Which brings us to the rest of our lives. AI is such a profound development, and we are so close to it that it is difficult to fully comprehend what lies ahead. There was a time before written language when everything needed to be memorized, and the scholars of that time developed complex techniques for retaining information. With the emergence of writing, those techniques were largely forgotten and scholarship became rooted in literacy rather than memorization. I believe we are facing a similar tectonic shift, and there will be many hard conversations (as an institution, within academia, and as a species) about what needs to be preserved and what needs to change. We can never know the full scope of everything that was lost in the transition to writing, but we can see everything that has come from it: histories, biographies, dictionaries, encyclopedias, holy books, comic books, Facebook, and ChatGPT. If past is prologue, then we are on the precipice of something profound and terrifying. We can only begin to anticipate everything that can go wrong, but we must also be open to all the beauty and wonder that has yet to be imagined.

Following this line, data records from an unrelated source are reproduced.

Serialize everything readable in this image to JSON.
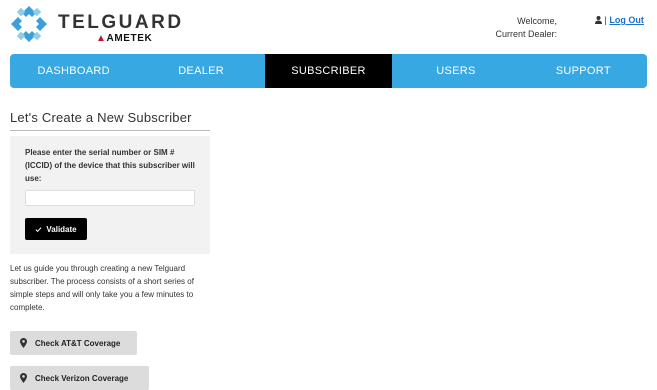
{
  "header": {
    "brand": "TELGUARD",
    "brand_sub": "AMETEK",
    "welcome_line1": "Welcome,",
    "welcome_line2": "Current Dealer:",
    "separator": "|",
    "logout_label": "Log Out"
  },
  "nav": {
    "items": [
      {
        "label": "DASHBOARD"
      },
      {
        "label": "DEALER"
      },
      {
        "label": "SUBSCRIBER"
      },
      {
        "label": "USERS"
      },
      {
        "label": "SUPPORT"
      }
    ],
    "active": "SUBSCRIBER"
  },
  "main": {
    "title": "Let's Create a New Subscriber",
    "panel": {
      "label": "Please enter the serial number or SIM # (ICCID) of the device that this subscriber will use:",
      "input_value": "",
      "input_placeholder": "",
      "validate_label": "Validate"
    },
    "guide_text": "Let us guide you through creating a new Telguard subscriber. The process consists of a short series of simple steps and will only take you a few minutes to complete.",
    "coverage_buttons": [
      {
        "label": "Check AT&T Coverage"
      },
      {
        "label": "Check Verizon Coverage"
      }
    ]
  },
  "colors": {
    "nav_bg": "#37a8e2",
    "nav_active": "#000000",
    "logo_blue": "#3aa0dc",
    "logout_link": "#1a73c9",
    "brand_accent": "#c8102e"
  },
  "icons": [
    "telguard-logo",
    "user-icon",
    "check-icon",
    "map-pin-icon"
  ]
}
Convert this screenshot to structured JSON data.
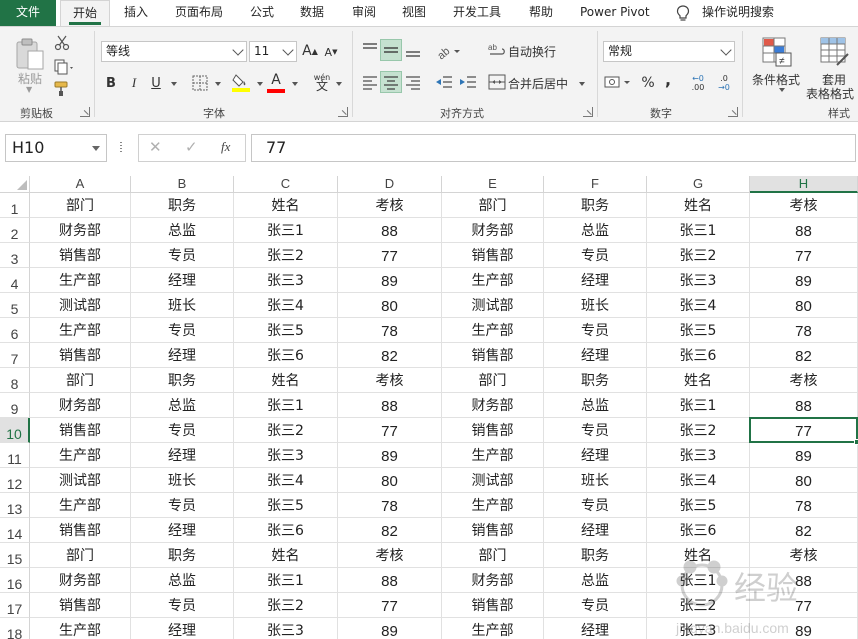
{
  "menu": {
    "tabs": [
      "文件",
      "开始",
      "插入",
      "页面布局",
      "公式",
      "数据",
      "审阅",
      "视图",
      "开发工具",
      "帮助",
      "Power Pivot"
    ],
    "search_label": "操作说明搜索",
    "active_tab": "开始"
  },
  "ribbon": {
    "clipboard": {
      "paste_label": "粘贴",
      "group_label": "剪贴板"
    },
    "font": {
      "font_name": "等线",
      "font_size": "11",
      "bold": "B",
      "italic": "I",
      "underline": "U",
      "font_color_glyph": "A",
      "phonetic_glyph": "wén",
      "phonetic_char": "文",
      "grow_glyph": "A",
      "shrink_glyph": "A",
      "group_label": "字体",
      "highlight_color": "#ffff00",
      "font_color": "#ff0000"
    },
    "alignment": {
      "wrap_text_label": "自动换行",
      "merge_center_label": "合并后居中",
      "group_label": "对齐方式"
    },
    "number": {
      "format": "常规",
      "percent_glyph": "%",
      "comma_glyph": ",",
      "inc_decimal": ".00",
      "dec_decimal": ".0",
      "group_label": "数字"
    },
    "styles": {
      "conditional_format_label": "条件格式",
      "table_format_label_line1": "套用",
      "table_format_label_line2": "表格格式",
      "group_label": "样式"
    }
  },
  "formula_bar": {
    "name_box": "H10",
    "cancel_glyph": "✕",
    "enter_glyph": "✓",
    "fx_glyph": "fx",
    "content": "77"
  },
  "sheet": {
    "columns": [
      "A",
      "B",
      "C",
      "D",
      "E",
      "F",
      "G",
      "H"
    ],
    "active_column": "H",
    "active_row": "10",
    "rows": [
      {
        "num": "1",
        "cells": [
          "部门",
          "职务",
          "姓名",
          "考核",
          "部门",
          "职务",
          "姓名",
          "考核"
        ]
      },
      {
        "num": "2",
        "cells": [
          "财务部",
          "总监",
          "张三1",
          "88",
          "财务部",
          "总监",
          "张三1",
          "88"
        ]
      },
      {
        "num": "3",
        "cells": [
          "销售部",
          "专员",
          "张三2",
          "77",
          "销售部",
          "专员",
          "张三2",
          "77"
        ]
      },
      {
        "num": "4",
        "cells": [
          "生产部",
          "经理",
          "张三3",
          "89",
          "生产部",
          "经理",
          "张三3",
          "89"
        ]
      },
      {
        "num": "5",
        "cells": [
          "测试部",
          "班长",
          "张三4",
          "80",
          "测试部",
          "班长",
          "张三4",
          "80"
        ]
      },
      {
        "num": "6",
        "cells": [
          "生产部",
          "专员",
          "张三5",
          "78",
          "生产部",
          "专员",
          "张三5",
          "78"
        ]
      },
      {
        "num": "7",
        "cells": [
          "销售部",
          "经理",
          "张三6",
          "82",
          "销售部",
          "经理",
          "张三6",
          "82"
        ]
      },
      {
        "num": "8",
        "cells": [
          "部门",
          "职务",
          "姓名",
          "考核",
          "部门",
          "职务",
          "姓名",
          "考核"
        ]
      },
      {
        "num": "9",
        "cells": [
          "财务部",
          "总监",
          "张三1",
          "88",
          "财务部",
          "总监",
          "张三1",
          "88"
        ]
      },
      {
        "num": "10",
        "cells": [
          "销售部",
          "专员",
          "张三2",
          "77",
          "销售部",
          "专员",
          "张三2",
          "77"
        ]
      },
      {
        "num": "11",
        "cells": [
          "生产部",
          "经理",
          "张三3",
          "89",
          "生产部",
          "经理",
          "张三3",
          "89"
        ]
      },
      {
        "num": "12",
        "cells": [
          "测试部",
          "班长",
          "张三4",
          "80",
          "测试部",
          "班长",
          "张三4",
          "80"
        ]
      },
      {
        "num": "13",
        "cells": [
          "生产部",
          "专员",
          "张三5",
          "78",
          "生产部",
          "专员",
          "张三5",
          "78"
        ]
      },
      {
        "num": "14",
        "cells": [
          "销售部",
          "经理",
          "张三6",
          "82",
          "销售部",
          "经理",
          "张三6",
          "82"
        ]
      },
      {
        "num": "15",
        "cells": [
          "部门",
          "职务",
          "姓名",
          "考核",
          "部门",
          "职务",
          "姓名",
          "考核"
        ]
      },
      {
        "num": "16",
        "cells": [
          "财务部",
          "总监",
          "张三1",
          "88",
          "财务部",
          "总监",
          "张三1",
          "88"
        ]
      },
      {
        "num": "17",
        "cells": [
          "销售部",
          "专员",
          "张三2",
          "77",
          "销售部",
          "专员",
          "张三2",
          "77"
        ]
      },
      {
        "num": "18",
        "cells": [
          "生产部",
          "经理",
          "张三3",
          "89",
          "生产部",
          "经理",
          "张三3",
          "89"
        ]
      }
    ]
  },
  "watermark": {
    "brand": "经验",
    "url": "jingyan.baidu.com"
  },
  "colors": {
    "accent": "#217346",
    "selected_button": "#c5e1d0"
  }
}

Knight Knowledge: As you begin your term as president of the Faculty Senate, what are your top priorities and goals for the year ahead?
Goodman: My primary goal for the coming year is to continue the incredible work of my predecessor, Christine Lynch. Under her leadership, the Faculty Senate updated its Constitution and Bylaws and became a more professional and efficient organization in the process. This summer, the Faculty Senate Officers hope to build on last year’s progress by drafting the Senate’s first Standing Rules (the organizing document that outlines the day-to-day operations of the body) and changing the seating configuration for Faculty Senate meetings. I realize neither of these may sound particularly exciting, but (as I tell my students) often it is the simplest details that can have the biggest impact on how we understand and experience something.
Once the academic year gets underway, we’d like to focus on engaging more with the faculty. We will be pushing back the start of our regular monthly meetings to give faculty an opportunity to engage directly with their senators and the administration. Our hope is that these regular 30-minute “coffee hours” will provide more opportunities for conversation and help the Faculty Senate to be more connected to the community we serve. While we are still working on the details, we would also like to host our first Faculty Senate Town Hall with the goal of hearing directly from faculty on where they want to see the Faculty Senate focus its efforts.
Finally, the Faculty Senate exists to serve the faculty, so where we go in the year to come ultimately rests on the priorities and concerns brought to us by our colleagues. I encourage faculty to reach out to their department’s senators with any business they wish to have brought before the Senate, but I will also remind the entire CCRI community that the Faculty Senate’s meetings are open to the public and everyone is free to attend. Shared governance is a collective effort, and we encourage everyone to participate in whatever capacity they are capable of.